– Я вас очень прошу, Кранц, скажите мне обо всем, как старшему товарищу. Ведь мы так много работали вместе… Ну дайте хоть какое-нибудь показание!

– Дать вам показание? Вот вы чего захотели! Если преступники будут давать показания, то что останется делать нам, сыщикам? По миру идти? Вы хотите оставить нас безработными? Нет-с, я не сделаю подлости против своих товарищей! Пусть они раскроют мое преступление и получат награду!

Прокурор был ошеломлен этой неожиданной логикой и огорчен неудачей.

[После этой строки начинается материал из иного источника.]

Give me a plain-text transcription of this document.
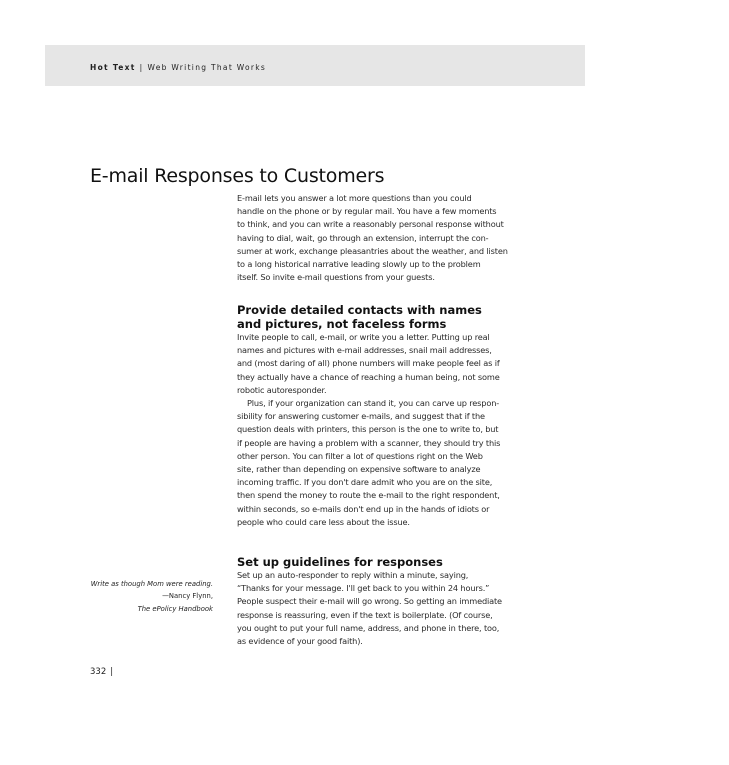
Hot Text | Web Writing That Works
E-mail Responses to Customers

E-mail lets you answer a lot more questions than you could
handle on the phone or by regular mail. You have a few moments
to think, and you can write a reasonably personal response without
having to dial, wait, go through an extension, interrupt the con-
sumer at work, exchange pleasantries about the weather, and listen
to a long historical narrative leading slowly up to the problem
itself. So invite e-mail questions from your guests.

Provide detailed contacts with names
and pictures, not faceless forms

Invite people to call, e-mail, or write you a letter. Putting up real
names and pictures with e-mail addresses, snail mail addresses,
and (most daring of all) phone numbers will make people feel as if
they actually have a chance of reaching a human being, not some
robotic autoresponder.

Plus, if your organization can stand it, you can carve up respon-
sibility for answering customer e-mails, and suggest that if the
question deals with printers, this person is the one to write to, but
if people are having a problem with a scanner, they should try this
other person. You can filter a lot of questions right on the Web
site, rather than depending on expensive software to analyze
incoming traffic. If you don't dare admit who you are on the site,
then spend the money to route the e-mail to the right respondent,
within seconds, so e-mails don't end up in the hands of idiots or
people who could care less about the issue.

Set up guidelines for responses

Set up an auto-responder to reply within a minute, saying,
“Thanks for your message. I'll get back to you within 24 hours.”
People suspect their e-mail will go wrong. So getting an immediate
response is reassuring, even if the text is boilerplate. (Of course,
you ought to put your full name, address, and phone in there, too,
as evidence of your good faith).

Write as though Mom were reading.
—Nancy Flynn,
The ePolicy Handbook
332 |
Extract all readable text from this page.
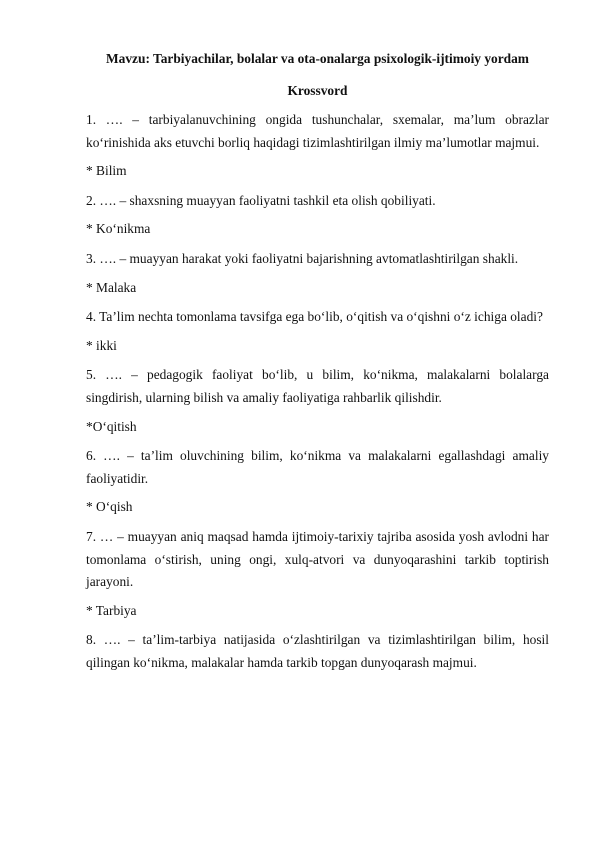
Mavzu: Tarbiyachilar, bolalar va ota-onalarga psixologik-ijtimoiy yordam
Krossvord

1. …. – tarbiyalanuvchining ongida tushunchalar, sxemalar, ma’lum obrazlar ko‘rinishida aks etuvchi borliq haqidagi tizimlashtirilgan ilmiy ma’lumotlar majmui.

* Bilim

2. …. – shaxsning muayyan faoliyatni tashkil eta olish qobiliyati.

* Ko‘nikma

3. …. – muayyan harakat yoki faoliyatni bajarishning avtomatlashtirilgan shakli.

* Malaka

4. Ta’lim nechta tomonlama tavsifga ega bo‘lib, o‘qitish va o‘qishni o‘z ichiga oladi?

* ikki

5. …. – pedagogik faoliyat bo‘lib, u bilim, ko‘nikma, malakalarni bolalarga singdirish, ularning bilish va amaliy faoliyatiga rahbarlik qilishdir.

*O‘qitish

6. …. – ta’lim oluvchining bilim, ko‘nikma va malakalarni egallashdagi amaliy faoliyatidir.

* O‘qish

7. … – muayyan aniq maqsad hamda ijtimoiy-tarixiy tajriba asosida yosh avlodni har tomonlama o‘stirish, uning ongi, xulq-atvori va dunyoqarashini tarkib toptirish jarayoni.

* Tarbiya

8. …. – ta’lim-tarbiya natijasida o‘zlashtirilgan va tizimlashtirilgan bilim, hosil qilingan ko‘nikma, malakalar hamda tarkib topgan dunyoqarash majmui.
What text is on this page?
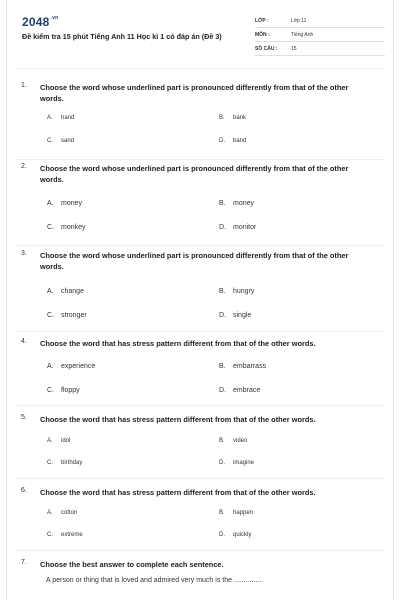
$2048^{.vn}$
Đề kiểm tra 15 phút Tiếng Anh 11 Học kì 1 có đáp án (Đề 3)
LỚP :	Lớp 11
MÔN :	Tiếng Anh
SỐ CÂU :	15
1. Choose the word whose underlined part is pronounced differently from that of the other words.
A. hand	B. bank
C. sand	D. band
2. Choose the word whose underlined part is pronounced differently from that of the other words.
A. money	B. money
C. monkey	D. monitor
3. Choose the word whose underlined part is pronounced differently from that of the other words.
A. change	B. hungry
C. stronger	D. single
4. Choose the word that has stress pattern different from that of the other words.
A. experience	B. embarrass
C. floppy	D. embrace
5. Choose the word that has stress pattern different from that of the other words.
A. idol	B. video
C. birthday	D. imagine
6. Choose the word that has stress pattern different from that of the other words.
A. cotton	B. happen
C. extreme	D. quickly
7. Choose the best answer to complete each sentence.
A person or thing that is loved and admired very much is the ...............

Кранц заметил это. Казалось, ему стало жалко прокурора. Кранц порылся в карманах, извлек оттуда мелкую серебряную монету и протянул ее прокурору, как нищему:

– Вот все, что могу вам дать!

Прокурор машинально протянул руку, взял монету и с недоумением смотрел на нее.

– Приобщите к вещественным доказательствам. Деньги, полученные преступным путем…

Это была монета, полученная Кранцем от Штирнера «на чай».

Прокурор молча удалился, вертя меж пальцами вещественное доказательство.

«Какого ценного работника мы потеряли! – думал он. – И все Штирнер! Неужели нам не удастся покончить с ним?»

Когда члены комитета, с нетерпением ожидавшие прокурора, спросили его, чем кончился его визит к Кранцу, прокурор только рукой махнул и безнадежно опустился в кресло.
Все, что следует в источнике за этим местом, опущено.